Este
nome japonês ainda é meio esquisito mas, apenas por enquanto. Kokushobi foi o
termo que o Japão resolveu criar nesta sexta-feira para designar o calor
extremo, quando a temperatura ultrapassar os 40 graus naquele país. A escolha
do nome, que foi objeto de uma consulta pública com mais de 400 mil
participantes, entrou na rota da agência japonesa de meteorologia para servir
de alerta à população local, com a chegada de uma (forte) onda de calor que
demanda maiores cuidados da população; vale lembrar que o Japão é um país que
tem uma das maiores quantidade de idosos e, em geral, é o público que mais
sofre com o calor excessivo e que sofre bastante com a desidratação (em
períodos de forte calor o índice de mortes aumenta).
Embora
os 40 graus não sejam incomuns em muitos países, principalmente aqueles do
Oriente Médio e em áreas desérticas, para o Japão é algo bem raro: desde 1927,
quando começaram as medições de temperatura por lá, o recorde nacional foi de
41,8º. É muito, sem dúvida, e provoca uma sensação muito incômoda para quem precisa
estar nas ruas ou para quem trabalha externo, nas cidades ou nos campos.
O
alerta mais importante também afeta a todo mundo, inclusive aqui no Brasil e no
RN. E não é pelo fato de que em Mossoró ou Pau dos Ferros, apenas para citar as
cidades mais referenciadas em termos de calor, isto não seja necessariamente
uma novidade. Mas, é que em um país onde os 40º de temperatura são raros,
significa que o aquecimento global é fato e está se agravando em todo o mundo
(mas, deixo de lado as discussões sobre as causas, visto que os debates são algumas
vezes acalorados).
Aqui
no Brasil no distante 1955 um filme fez muito sucesso, o “Rio 40º graus” que
acabou criando uma expressão popular e foi até tema de música de Fernanda
Abreu, no ano de 1992. De 1955 ou 1992 para cá, e você pode escolher a sua
referência, inegavelmente a temperatura média do Rio e do Brasil aumentou, principalmente
nas cidades, mas também no campo onde as culturas agrícolas passaram por muitas
adaptações.

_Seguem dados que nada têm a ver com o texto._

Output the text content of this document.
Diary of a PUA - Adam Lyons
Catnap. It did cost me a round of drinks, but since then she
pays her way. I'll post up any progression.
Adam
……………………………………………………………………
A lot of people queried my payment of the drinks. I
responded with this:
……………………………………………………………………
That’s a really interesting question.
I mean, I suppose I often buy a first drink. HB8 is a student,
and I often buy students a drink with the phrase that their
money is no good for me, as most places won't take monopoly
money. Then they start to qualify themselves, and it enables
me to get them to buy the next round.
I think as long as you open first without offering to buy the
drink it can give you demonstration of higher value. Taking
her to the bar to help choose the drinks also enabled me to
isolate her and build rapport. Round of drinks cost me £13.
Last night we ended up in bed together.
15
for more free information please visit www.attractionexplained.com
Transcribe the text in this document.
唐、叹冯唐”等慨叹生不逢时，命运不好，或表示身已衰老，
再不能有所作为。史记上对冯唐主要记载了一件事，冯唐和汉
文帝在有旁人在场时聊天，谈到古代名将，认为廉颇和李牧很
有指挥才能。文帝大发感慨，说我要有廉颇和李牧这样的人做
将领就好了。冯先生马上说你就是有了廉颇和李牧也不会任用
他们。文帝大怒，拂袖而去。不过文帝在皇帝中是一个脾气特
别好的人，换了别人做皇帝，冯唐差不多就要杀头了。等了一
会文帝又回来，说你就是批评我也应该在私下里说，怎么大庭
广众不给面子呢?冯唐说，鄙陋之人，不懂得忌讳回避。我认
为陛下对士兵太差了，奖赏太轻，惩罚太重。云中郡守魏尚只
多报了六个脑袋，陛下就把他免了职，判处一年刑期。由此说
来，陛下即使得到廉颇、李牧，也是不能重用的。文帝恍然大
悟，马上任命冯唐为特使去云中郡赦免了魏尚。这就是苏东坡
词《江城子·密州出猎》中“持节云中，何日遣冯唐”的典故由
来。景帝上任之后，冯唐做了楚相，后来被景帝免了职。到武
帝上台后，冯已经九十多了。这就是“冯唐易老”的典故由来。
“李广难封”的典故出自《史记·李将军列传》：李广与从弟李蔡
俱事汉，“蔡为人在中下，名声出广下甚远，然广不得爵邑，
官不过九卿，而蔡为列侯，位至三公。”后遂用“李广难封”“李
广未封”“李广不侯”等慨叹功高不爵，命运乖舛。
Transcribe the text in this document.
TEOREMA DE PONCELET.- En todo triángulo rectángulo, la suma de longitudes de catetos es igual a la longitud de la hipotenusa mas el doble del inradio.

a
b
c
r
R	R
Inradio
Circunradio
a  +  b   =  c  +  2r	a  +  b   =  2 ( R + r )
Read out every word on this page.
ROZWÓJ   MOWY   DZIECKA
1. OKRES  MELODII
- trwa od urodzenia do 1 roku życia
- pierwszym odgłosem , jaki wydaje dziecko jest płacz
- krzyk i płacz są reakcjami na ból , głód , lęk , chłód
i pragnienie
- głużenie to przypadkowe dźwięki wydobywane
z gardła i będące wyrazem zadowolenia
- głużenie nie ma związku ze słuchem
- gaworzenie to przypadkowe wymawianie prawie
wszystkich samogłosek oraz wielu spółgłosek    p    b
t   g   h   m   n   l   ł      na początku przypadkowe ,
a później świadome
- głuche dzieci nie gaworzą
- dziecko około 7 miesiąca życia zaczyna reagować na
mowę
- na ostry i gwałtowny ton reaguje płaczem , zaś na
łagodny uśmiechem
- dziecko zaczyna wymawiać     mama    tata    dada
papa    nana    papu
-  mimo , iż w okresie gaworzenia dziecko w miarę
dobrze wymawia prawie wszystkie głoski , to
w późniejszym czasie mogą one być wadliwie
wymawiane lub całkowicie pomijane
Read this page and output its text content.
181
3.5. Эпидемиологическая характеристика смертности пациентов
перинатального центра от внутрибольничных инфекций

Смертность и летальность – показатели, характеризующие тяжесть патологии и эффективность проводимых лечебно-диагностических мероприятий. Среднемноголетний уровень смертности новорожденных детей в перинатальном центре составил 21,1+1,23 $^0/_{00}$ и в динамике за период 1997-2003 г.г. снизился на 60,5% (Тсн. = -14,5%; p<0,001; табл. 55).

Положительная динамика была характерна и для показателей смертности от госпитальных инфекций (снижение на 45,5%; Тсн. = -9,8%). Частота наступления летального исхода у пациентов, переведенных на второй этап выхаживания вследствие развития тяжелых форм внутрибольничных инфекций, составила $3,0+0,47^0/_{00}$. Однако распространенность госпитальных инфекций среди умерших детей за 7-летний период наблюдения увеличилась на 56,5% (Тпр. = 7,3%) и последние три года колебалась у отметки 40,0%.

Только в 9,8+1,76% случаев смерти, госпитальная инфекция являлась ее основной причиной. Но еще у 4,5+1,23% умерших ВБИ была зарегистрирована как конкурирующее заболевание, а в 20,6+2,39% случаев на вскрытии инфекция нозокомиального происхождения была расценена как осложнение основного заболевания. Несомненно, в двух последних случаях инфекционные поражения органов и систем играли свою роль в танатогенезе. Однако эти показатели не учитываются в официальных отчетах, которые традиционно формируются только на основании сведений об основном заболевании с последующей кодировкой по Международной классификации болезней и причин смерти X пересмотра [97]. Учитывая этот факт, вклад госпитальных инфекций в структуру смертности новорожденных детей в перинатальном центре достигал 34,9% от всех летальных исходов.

Não precisamos ser
necessariamente ambientalistas integralistas ou ecochatos para percebermos que estamos
em uma fase de transição que exige mais cuidados com o meio ambiente, e esta
inquietação não começou por causa da COP-30 no Brasil, afinal a Rio-92 já nos
alertava sobre o tema.
E
além do alerta japonês com o kokushobi (que não vai demorar muito será objeto
de piadas, memes e trocadilhos) destinado à sua população, temos que tomar a
lição de que os períodos de calor excessivo também significam cuidados médicos/de
saúde adicionais para crianças e idosos nos lares mas também nas escolas,
hospitais, postos de saúde etc., ou seja, em locais que recebem com mais
frequência estes públicos: poderiam os poderes públicos monitoram estas
evoluções de temperatura para adotar protocolos de maior atenção,
principalmente para evitar a desidratação que, como sabemos, em casos extremos
podem provocar até mesmo a morte (aliás, na Europa é nos verões mais quentes
que ocorre o maior número de morte de idosos e de superidosos).
Estamos
no outono e por isto a previsão para a última semana de abril é de calor “acima
da média” no Brasil que não deverá chegar aos 40º, assim como no RN não deverá
ultrapassar os 33º (apesar da sensação térmica superior aos 36º). Ainda teremos,
portanto, o inverno e a primavera para pensarmos em protocolos de saúde e
cuidados para o verão de quarenta graus.
Kokushobi
lá ou aqui, para o meio ambiente e a saúde a prevenção é uma boa atitude.